60-year-old called a ‘pensioner’ was victim of discrimination and unfair dismissal

 A geophysicist has been awarded £340,000 for unfair dismissal, age discrimination, victimisation, and breach of contract after his boss referred to him as a “pensioner” and added: “We need to find a way to take him out,” an employment tribunal has ruled. 

The Reading Tribunal found that geoscience company Petro Trace discriminated against Mr Gregory because of his age, and that he was treated less favourably than comparators when he was chosen for dismissal. In addition, the company tried to replace him with “younger and more active experts”. Judge Matthews did not accept Petro Trace’s argument that the primary reason for Gregory’s dismissal was capability, because other managers had no issues with his work and the performance issues were only brought up after Gregory made allegations of discrimination. In addition, Matthews determined that Petro Trace was unable to prove that redundancy was not the primary cause of Gregory’s departure and that capability or another possibly legitimate reason was not the main one. As a result, Gregory’s claims of unfair dismissal were successful. 

According to Judge Matthews, even though Petro Trace was concerned about its financial stability, “there were no serious attempts to enter a redundancy or restructuring process”. They also stated that Petro Trace considered other people to replace Gregory, which is not “consistent with a diminution” in the need for personnel to carry out work of the type that Gregory was carrying out. 

Furthermore, Judge Matthews deemed an email containing the comments that Gregory was “over 60 years old” and not a “young person” but a “pensioner” to be “inherently discriminatory”.

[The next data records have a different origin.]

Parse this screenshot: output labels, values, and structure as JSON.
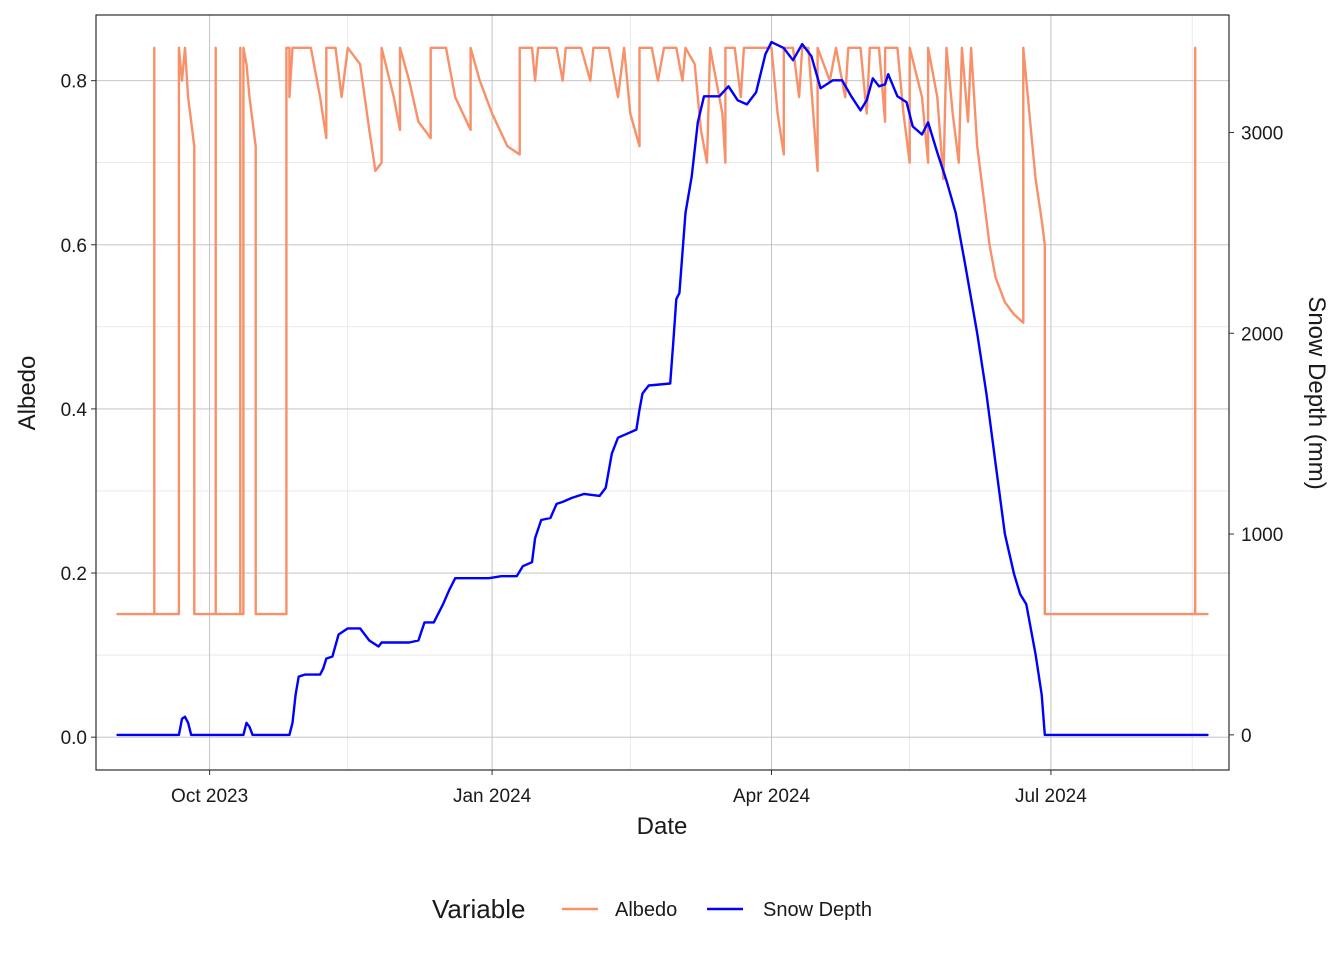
{
  "chart_data": {
    "type": "line",
    "xlabel": "Date",
    "ylabel": "Albedo",
    "y2label": "Snow Depth (mm)",
    "x_range": [
      "2023-08-25",
      "2024-08-28"
    ],
    "ylim": [
      -0.04,
      0.88
    ],
    "y2lim": [
      -175,
      3585
    ],
    "grid": true,
    "x_ticks": [
      {
        "date": "2023-10-01",
        "label": "Oct 2023"
      },
      {
        "date": "2024-01-01",
        "label": "Jan 2024"
      },
      {
        "date": "2024-04-01",
        "label": "Apr 2024"
      },
      {
        "date": "2024-07-01",
        "label": "Jul 2024"
      }
    ],
    "x_minor": [
      "2023-11-15",
      "2024-02-15",
      "2024-05-16",
      "2024-08-16"
    ],
    "y_ticks": [
      {
        "value": 0.0,
        "label": "0.0"
      },
      {
        "value": 0.2,
        "label": "0.2"
      },
      {
        "value": 0.4,
        "label": "0.4"
      },
      {
        "value": 0.6,
        "label": "0.6"
      },
      {
        "value": 0.8,
        "label": "0.8"
      }
    ],
    "y2_ticks": [
      {
        "value": 0,
        "label": "0"
      },
      {
        "value": 1000,
        "label": "1000"
      },
      {
        "value": 2000,
        "label": "2000"
      },
      {
        "value": 3000,
        "label": "3000"
      }
    ],
    "legend": {
      "title": "Variable",
      "position": "bottom",
      "entries": [
        {
          "label": "Albedo",
          "color": "#F8906A"
        },
        {
          "label": "Snow Depth",
          "color": "#0000FF"
        }
      ]
    },
    "series": [
      {
        "name": "Albedo",
        "axis": "left",
        "color": "#F8906A",
        "points": [
          [
            "2023-09-01",
            0.15
          ],
          [
            "2023-09-13",
            0.15
          ],
          [
            "2023-09-13",
            0.84
          ],
          [
            "2023-09-13",
            0.15
          ],
          [
            "2023-09-21",
            0.15
          ],
          [
            "2023-09-21",
            0.84
          ],
          [
            "2023-09-22",
            0.8
          ],
          [
            "2023-09-23",
            0.84
          ],
          [
            "2023-09-24",
            0.78
          ],
          [
            "2023-09-25",
            0.75
          ],
          [
            "2023-09-26",
            0.72
          ],
          [
            "2023-09-26",
            0.15
          ],
          [
            "2023-10-03",
            0.15
          ],
          [
            "2023-10-03",
            0.84
          ],
          [
            "2023-10-03",
            0.15
          ],
          [
            "2023-10-11",
            0.15
          ],
          [
            "2023-10-11",
            0.84
          ],
          [
            "2023-10-11",
            0.15
          ],
          [
            "2023-10-12",
            0.15
          ],
          [
            "2023-10-12",
            0.84
          ],
          [
            "2023-10-13",
            0.82
          ],
          [
            "2023-10-14",
            0.78
          ],
          [
            "2023-10-15",
            0.75
          ],
          [
            "2023-10-16",
            0.72
          ],
          [
            "2023-10-16",
            0.15
          ],
          [
            "2023-10-26",
            0.15
          ],
          [
            "2023-10-26",
            0.84
          ],
          [
            "2023-10-27",
            0.84
          ],
          [
            "2023-10-27",
            0.78
          ],
          [
            "2023-10-28",
            0.84
          ],
          [
            "2023-11-03",
            0.84
          ],
          [
            "2023-11-06",
            0.78
          ],
          [
            "2023-11-08",
            0.73
          ],
          [
            "2023-11-08",
            0.84
          ],
          [
            "2023-11-11",
            0.84
          ],
          [
            "2023-11-13",
            0.78
          ],
          [
            "2023-11-15",
            0.84
          ],
          [
            "2023-11-19",
            0.82
          ],
          [
            "2023-11-22",
            0.74
          ],
          [
            "2023-11-24",
            0.69
          ],
          [
            "2023-11-26",
            0.7
          ],
          [
            "2023-11-26",
            0.84
          ],
          [
            "2023-11-30",
            0.78
          ],
          [
            "2023-12-02",
            0.74
          ],
          [
            "2023-12-02",
            0.84
          ],
          [
            "2023-12-05",
            0.8
          ],
          [
            "2023-12-08",
            0.75
          ],
          [
            "2023-12-12",
            0.73
          ],
          [
            "2023-12-12",
            0.84
          ],
          [
            "2023-12-17",
            0.84
          ],
          [
            "2023-12-20",
            0.78
          ],
          [
            "2023-12-25",
            0.74
          ],
          [
            "2023-12-25",
            0.84
          ],
          [
            "2023-12-28",
            0.8
          ],
          [
            "2024-01-01",
            0.76
          ],
          [
            "2024-01-06",
            0.72
          ],
          [
            "2024-01-10",
            0.71
          ],
          [
            "2024-01-10",
            0.84
          ],
          [
            "2024-01-14",
            0.84
          ],
          [
            "2024-01-15",
            0.8
          ],
          [
            "2024-01-16",
            0.84
          ],
          [
            "2024-01-22",
            0.84
          ],
          [
            "2024-01-24",
            0.8
          ],
          [
            "2024-01-25",
            0.84
          ],
          [
            "2024-01-30",
            0.84
          ],
          [
            "2024-02-02",
            0.8
          ],
          [
            "2024-02-03",
            0.84
          ],
          [
            "2024-02-08",
            0.84
          ],
          [
            "2024-02-11",
            0.78
          ],
          [
            "2024-02-13",
            0.84
          ],
          [
            "2024-02-15",
            0.76
          ],
          [
            "2024-02-18",
            0.72
          ],
          [
            "2024-02-18",
            0.84
          ],
          [
            "2024-02-22",
            0.84
          ],
          [
            "2024-02-24",
            0.8
          ],
          [
            "2024-02-26",
            0.84
          ],
          [
            "2024-03-01",
            0.84
          ],
          [
            "2024-03-03",
            0.8
          ],
          [
            "2024-03-04",
            0.84
          ],
          [
            "2024-03-07",
            0.82
          ],
          [
            "2024-03-09",
            0.74
          ],
          [
            "2024-03-11",
            0.7
          ],
          [
            "2024-03-12",
            0.84
          ],
          [
            "2024-03-14",
            0.8
          ],
          [
            "2024-03-16",
            0.76
          ],
          [
            "2024-03-17",
            0.7
          ],
          [
            "2024-03-17",
            0.84
          ],
          [
            "2024-03-20",
            0.84
          ],
          [
            "2024-03-22",
            0.78
          ],
          [
            "2024-03-23",
            0.84
          ],
          [
            "2024-04-01",
            0.84
          ],
          [
            "2024-04-03",
            0.76
          ],
          [
            "2024-04-05",
            0.71
          ],
          [
            "2024-04-05",
            0.84
          ],
          [
            "2024-04-08",
            0.84
          ],
          [
            "2024-04-10",
            0.78
          ],
          [
            "2024-04-11",
            0.84
          ],
          [
            "2024-04-13",
            0.84
          ],
          [
            "2024-04-15",
            0.74
          ],
          [
            "2024-04-16",
            0.69
          ],
          [
            "2024-04-16",
            0.84
          ],
          [
            "2024-04-20",
            0.8
          ],
          [
            "2024-04-22",
            0.84
          ],
          [
            "2024-04-25",
            0.78
          ],
          [
            "2024-04-26",
            0.84
          ],
          [
            "2024-04-30",
            0.84
          ],
          [
            "2024-05-02",
            0.76
          ],
          [
            "2024-05-03",
            0.84
          ],
          [
            "2024-05-06",
            0.84
          ],
          [
            "2024-05-08",
            0.75
          ],
          [
            "2024-05-08",
            0.84
          ],
          [
            "2024-05-12",
            0.84
          ],
          [
            "2024-05-14",
            0.76
          ],
          [
            "2024-05-16",
            0.7
          ],
          [
            "2024-05-16",
            0.84
          ],
          [
            "2024-05-20",
            0.78
          ],
          [
            "2024-05-22",
            0.7
          ],
          [
            "2024-05-22",
            0.84
          ],
          [
            "2024-05-25",
            0.78
          ],
          [
            "2024-05-27",
            0.68
          ],
          [
            "2024-05-28",
            0.84
          ],
          [
            "2024-05-30",
            0.76
          ],
          [
            "2024-06-01",
            0.7
          ],
          [
            "2024-06-02",
            0.84
          ],
          [
            "2024-06-04",
            0.75
          ],
          [
            "2024-06-05",
            0.84
          ],
          [
            "2024-06-07",
            0.72
          ],
          [
            "2024-06-09",
            0.66
          ],
          [
            "2024-06-11",
            0.6
          ],
          [
            "2024-06-13",
            0.56
          ],
          [
            "2024-06-16",
            0.53
          ],
          [
            "2024-06-19",
            0.515
          ],
          [
            "2024-06-22",
            0.505
          ],
          [
            "2024-06-22",
            0.84
          ],
          [
            "2024-06-24",
            0.76
          ],
          [
            "2024-06-26",
            0.68
          ],
          [
            "2024-06-28",
            0.63
          ],
          [
            "2024-06-29",
            0.6
          ],
          [
            "2024-06-29",
            0.15
          ],
          [
            "2024-08-17",
            0.15
          ],
          [
            "2024-08-17",
            0.84
          ],
          [
            "2024-08-17",
            0.15
          ],
          [
            "2024-08-21",
            0.15
          ]
        ]
      },
      {
        "name": "Snow Depth",
        "axis": "right",
        "color": "#0000FF",
        "points": [
          [
            "2023-09-01",
            0
          ],
          [
            "2023-09-21",
            0
          ],
          [
            "2023-09-22",
            80
          ],
          [
            "2023-09-23",
            90
          ],
          [
            "2023-09-24",
            60
          ],
          [
            "2023-09-25",
            0
          ],
          [
            "2023-10-12",
            0
          ],
          [
            "2023-10-13",
            60
          ],
          [
            "2023-10-14",
            40
          ],
          [
            "2023-10-15",
            0
          ],
          [
            "2023-10-27",
            0
          ],
          [
            "2023-10-28",
            60
          ],
          [
            "2023-10-29",
            200
          ],
          [
            "2023-10-30",
            290
          ],
          [
            "2023-11-01",
            300
          ],
          [
            "2023-11-06",
            300
          ],
          [
            "2023-11-07",
            330
          ],
          [
            "2023-11-08",
            380
          ],
          [
            "2023-11-10",
            390
          ],
          [
            "2023-11-12",
            500
          ],
          [
            "2023-11-15",
            530
          ],
          [
            "2023-11-19",
            530
          ],
          [
            "2023-11-22",
            470
          ],
          [
            "2023-11-25",
            440
          ],
          [
            "2023-11-26",
            460
          ],
          [
            "2023-12-05",
            460
          ],
          [
            "2023-12-08",
            470
          ],
          [
            "2023-12-10",
            560
          ],
          [
            "2023-12-13",
            560
          ],
          [
            "2023-12-16",
            650
          ],
          [
            "2023-12-18",
            720
          ],
          [
            "2023-12-20",
            780
          ],
          [
            "2023-12-31",
            780
          ],
          [
            "2024-01-04",
            790
          ],
          [
            "2024-01-06",
            790
          ],
          [
            "2024-01-09",
            790
          ],
          [
            "2024-01-11",
            840
          ],
          [
            "2024-01-14",
            860
          ],
          [
            "2024-01-15",
            980
          ],
          [
            "2024-01-17",
            1070
          ],
          [
            "2024-01-20",
            1080
          ],
          [
            "2024-01-22",
            1150
          ],
          [
            "2024-01-24",
            1160
          ],
          [
            "2024-01-27",
            1180
          ],
          [
            "2024-01-31",
            1200
          ],
          [
            "2024-02-05",
            1190
          ],
          [
            "2024-02-07",
            1230
          ],
          [
            "2024-02-09",
            1400
          ],
          [
            "2024-02-11",
            1480
          ],
          [
            "2024-02-14",
            1500
          ],
          [
            "2024-02-17",
            1520
          ],
          [
            "2024-02-18",
            1620
          ],
          [
            "2024-02-19",
            1700
          ],
          [
            "2024-02-21",
            1740
          ],
          [
            "2024-02-28",
            1750
          ],
          [
            "2024-02-29",
            1950
          ],
          [
            "2024-03-01",
            2170
          ],
          [
            "2024-03-02",
            2200
          ],
          [
            "2024-03-04",
            2600
          ],
          [
            "2024-03-06",
            2780
          ],
          [
            "2024-03-08",
            3050
          ],
          [
            "2024-03-10",
            3180
          ],
          [
            "2024-03-15",
            3180
          ],
          [
            "2024-03-18",
            3230
          ],
          [
            "2024-03-21",
            3160
          ],
          [
            "2024-03-24",
            3140
          ],
          [
            "2024-03-27",
            3200
          ],
          [
            "2024-03-30",
            3390
          ],
          [
            "2024-04-01",
            3450
          ],
          [
            "2024-04-05",
            3420
          ],
          [
            "2024-04-08",
            3360
          ],
          [
            "2024-04-11",
            3440
          ],
          [
            "2024-04-14",
            3380
          ],
          [
            "2024-04-17",
            3220
          ],
          [
            "2024-04-21",
            3260
          ],
          [
            "2024-04-24",
            3260
          ],
          [
            "2024-04-27",
            3180
          ],
          [
            "2024-04-30",
            3110
          ],
          [
            "2024-05-02",
            3160
          ],
          [
            "2024-05-04",
            3270
          ],
          [
            "2024-05-06",
            3230
          ],
          [
            "2024-05-08",
            3240
          ],
          [
            "2024-05-09",
            3290
          ],
          [
            "2024-05-12",
            3180
          ],
          [
            "2024-05-15",
            3150
          ],
          [
            "2024-05-17",
            3030
          ],
          [
            "2024-05-20",
            2990
          ],
          [
            "2024-05-22",
            3050
          ],
          [
            "2024-05-25",
            2900
          ],
          [
            "2024-05-28",
            2760
          ],
          [
            "2024-05-31",
            2600
          ],
          [
            "2024-06-03",
            2350
          ],
          [
            "2024-06-07",
            2000
          ],
          [
            "2024-06-10",
            1700
          ],
          [
            "2024-06-13",
            1350
          ],
          [
            "2024-06-16",
            1000
          ],
          [
            "2024-06-19",
            800
          ],
          [
            "2024-06-21",
            700
          ],
          [
            "2024-06-23",
            650
          ],
          [
            "2024-06-26",
            400
          ],
          [
            "2024-06-28",
            200
          ],
          [
            "2024-06-29",
            0
          ],
          [
            "2024-08-21",
            0
          ]
        ]
      }
    ]
  }
}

Gregory was awarded a basic fee of £3,264, followed by an award of financial loss of £147,853. 

He was then awarded £20,000 in respect to injury to feelings – including the “long-term effect on his confidence” – and an ACAS uplift of 25 per cent, amounting to £42,779.25. An interest rate of 8 per cent was then applied on past loss and injury to feelings, amounting to £7,477.22. This was followed by a gross-up fee of £118,839.33. Consequently, Petro Trace was ordered to pay him a total of £340,212.80.

This case is a good reminder that a tribunal will not simply accept the respondent’s reasoning for dismissal at face value but will carefully analyse the underlying reason. 

It is important to take advice at an early stage and follow a fair procedure. Businesses cannot just decide not to follow the ACAS code because it does not suit them.